IE, the game from last night's panel could have Mike Murphy chairing, someone from, say, NHL Officiating, an Owner from the west who has a stake in protecting his investments, a GM from the west who wants to protect his players, and a player who represents the desire of the players. They can hash it out, with a vote required on a penalty.
I have never been a fan of one person from the League arbitrarily handing out the supplemental discipline. There is some inconsistency when it comes  to handing out supplemental discipline. If that would have been Chris Pronger, Chris Simon or Matt Cooke, then there would definitely been some kind of suspension, even though I don't think Chara intended to hurt Pacioretty. It was'nt like the Claude Lemueix ramming Chris Draper head first bwhile he was in a vulnerable position. Chara was careless in that he did'nt let up and that Pacioretty had lost possesion of the puck and it was in a dangerous area of the boards. But I believe Chara was finishing his check on Pacioretty. He was very careless, but I do not think he intentionally wanted to shove Pacioretty head first into the partition.
 
Nigel Tufnel said:
If that would have been Chris Pronger, Chris Simon or Matt Cooke, then there would definitely been some kind of suspension...

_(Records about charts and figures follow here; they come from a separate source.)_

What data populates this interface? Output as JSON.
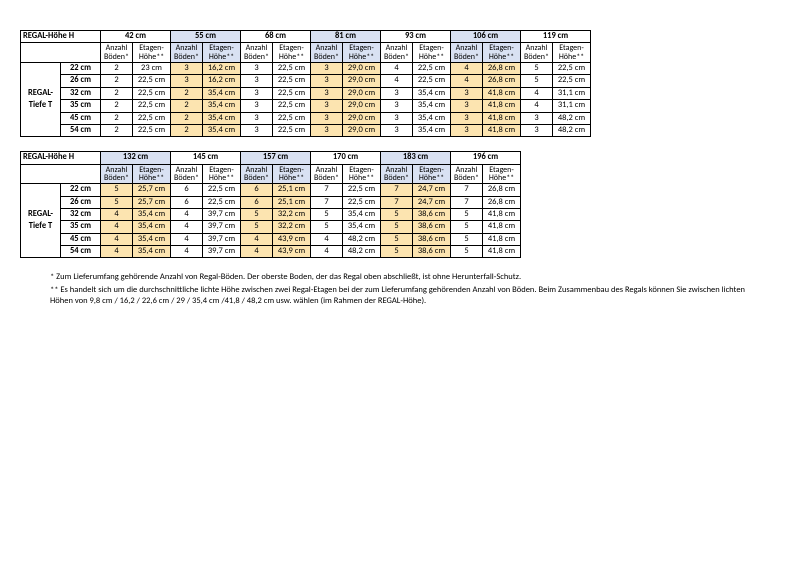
{
  "labels": {
    "regal_hoehe": "REGAL-Höhe H",
    "regal_tiefe_1": "REGAL-",
    "regal_tiefe_2": "Tiefe T",
    "anz": "Anzahl Böden*",
    "etg": "Etagen-Höhe**"
  },
  "depths": [
    "22 cm",
    "26 cm",
    "32 cm",
    "35 cm",
    "45 cm",
    "54 cm"
  ],
  "table1": {
    "heights": [
      "42 cm",
      "55 cm",
      "68 cm",
      "81 cm",
      "93 cm",
      "106 cm",
      "119 cm"
    ],
    "hlColsBlue": [
      1,
      3,
      5
    ],
    "rows": [
      [
        [
          "2",
          "23 cm"
        ],
        [
          "3",
          "16,2 cm"
        ],
        [
          "3",
          "22,5 cm"
        ],
        [
          "3",
          "29,0 cm"
        ],
        [
          "4",
          "22,5 cm"
        ],
        [
          "4",
          "26,8 cm"
        ],
        [
          "5",
          "22,5 cm"
        ]
      ],
      [
        [
          "2",
          "22,5 cm"
        ],
        [
          "3",
          "16,2 cm"
        ],
        [
          "3",
          "22,5 cm"
        ],
        [
          "3",
          "29,0 cm"
        ],
        [
          "4",
          "22,5 cm"
        ],
        [
          "4",
          "26,8 cm"
        ],
        [
          "5",
          "22,5 cm"
        ]
      ],
      [
        [
          "2",
          "22,5 cm"
        ],
        [
          "2",
          "35,4 cm"
        ],
        [
          "3",
          "22,5 cm"
        ],
        [
          "3",
          "29,0 cm"
        ],
        [
          "3",
          "35,4 cm"
        ],
        [
          "3",
          "41,8 cm"
        ],
        [
          "4",
          "31,1 cm"
        ]
      ],
      [
        [
          "2",
          "22,5 cm"
        ],
        [
          "2",
          "35,4 cm"
        ],
        [
          "3",
          "22,5 cm"
        ],
        [
          "3",
          "29,0 cm"
        ],
        [
          "3",
          "35,4 cm"
        ],
        [
          "3",
          "41,8 cm"
        ],
        [
          "4",
          "31,1 cm"
        ]
      ],
      [
        [
          "2",
          "22,5 cm"
        ],
        [
          "2",
          "35,4 cm"
        ],
        [
          "3",
          "22,5 cm"
        ],
        [
          "3",
          "29,0 cm"
        ],
        [
          "3",
          "35,4 cm"
        ],
        [
          "3",
          "41,8 cm"
        ],
        [
          "3",
          "48,2 cm"
        ]
      ],
      [
        [
          "2",
          "22,5 cm"
        ],
        [
          "2",
          "35,4 cm"
        ],
        [
          "3",
          "22,5 cm"
        ],
        [
          "3",
          "29,0 cm"
        ],
        [
          "3",
          "35,4 cm"
        ],
        [
          "3",
          "41,8 cm"
        ],
        [
          "3",
          "48,2 cm"
        ]
      ]
    ]
  },
  "table2": {
    "heights": [
      "132 cm",
      "145 cm",
      "157 cm",
      "170 cm",
      "183 cm",
      "196 cm"
    ],
    "hlColsBlue": [
      0,
      2,
      4
    ],
    "rows": [
      [
        [
          "5",
          "25,7 cm"
        ],
        [
          "6",
          "22,5 cm"
        ],
        [
          "6",
          "25,1 cm"
        ],
        [
          "7",
          "22,5 cm"
        ],
        [
          "7",
          "24,7 cm"
        ],
        [
          "7",
          "26,8 cm"
        ]
      ],
      [
        [
          "5",
          "25,7 cm"
        ],
        [
          "6",
          "22,5 cm"
        ],
        [
          "6",
          "25,1 cm"
        ],
        [
          "7",
          "22,5 cm"
        ],
        [
          "7",
          "24,7 cm"
        ],
        [
          "7",
          "26,8 cm"
        ]
      ],
      [
        [
          "4",
          "35,4 cm"
        ],
        [
          "4",
          "39,7 cm"
        ],
        [
          "5",
          "32,2 cm"
        ],
        [
          "5",
          "35,4 cm"
        ],
        [
          "5",
          "38,6 cm"
        ],
        [
          "5",
          "41,8 cm"
        ]
      ],
      [
        [
          "4",
          "35,4 cm"
        ],
        [
          "4",
          "39,7 cm"
        ],
        [
          "5",
          "32,2 cm"
        ],
        [
          "5",
          "35,4 cm"
        ],
        [
          "5",
          "38,6 cm"
        ],
        [
          "5",
          "41,8 cm"
        ]
      ],
      [
        [
          "4",
          "35,4 cm"
        ],
        [
          "4",
          "39,7 cm"
        ],
        [
          "4",
          "43,9 cm"
        ],
        [
          "4",
          "48,2 cm"
        ],
        [
          "5",
          "38,6 cm"
        ],
        [
          "5",
          "41,8 cm"
        ]
      ],
      [
        [
          "4",
          "35,4 cm"
        ],
        [
          "4",
          "39,7 cm"
        ],
        [
          "4",
          "43,9 cm"
        ],
        [
          "4",
          "48,2 cm"
        ],
        [
          "5",
          "38,6 cm"
        ],
        [
          "5",
          "41,8 cm"
        ]
      ]
    ]
  },
  "footnotes": {
    "f1": "*  Zum Lieferumfang gehörende Anzahl von Regal-Böden. Der oberste Boden, der das Regal oben abschließt, ist ohne Herunterfall-Schutz.",
    "f2": "** Es handelt sich um die durchschnittliche lichte Höhe zwischen zwei Regal-Etagen bei der zum Lieferumfang gehörenden Anzahl von  Böden. Beim Zusammenbau des Regals können Sie zwischen lichten Höhen von 9,8 cm / 16,2 / 22,6 cm / 29 / 35,4 cm /41,8 / 48,2 cm usw. wählen (im Rahmen der REGAL-Höhe)."
  },
  "colors": {
    "blue": "#d9e1f2",
    "orange": "#fce4b0"
  }
}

ALL those players have a reputation of playing dirty and "repeat offenders." So yeah, a suspension would not have been a surprise. Chara doing that is as though Lidstrom or Rob Blake did something like that. In fact there was one such case. When Marty MacSorley hit that other player in the head with his stick. MacSorley was a good, "well behaved" D-man with that one aberration of an incident.... Hopefully this is the case with Chara and he learns from it.
 
Yeah, the big guy needs to know when to let up. But it is hard sometimes when you are competetive. Gaging from the reaction of the Habs in the third period, I don't think they thought it was intentional. Still pretty damn unfortunate.
 
Is it just me, or does this one seem like Habs fans are ready to strap the guy into an iron maiden, while everybody else is like "too bad, but these things happen."
For what it's worth, Chara can be a dirty player — not Pronger dirty, but he has a mean streak.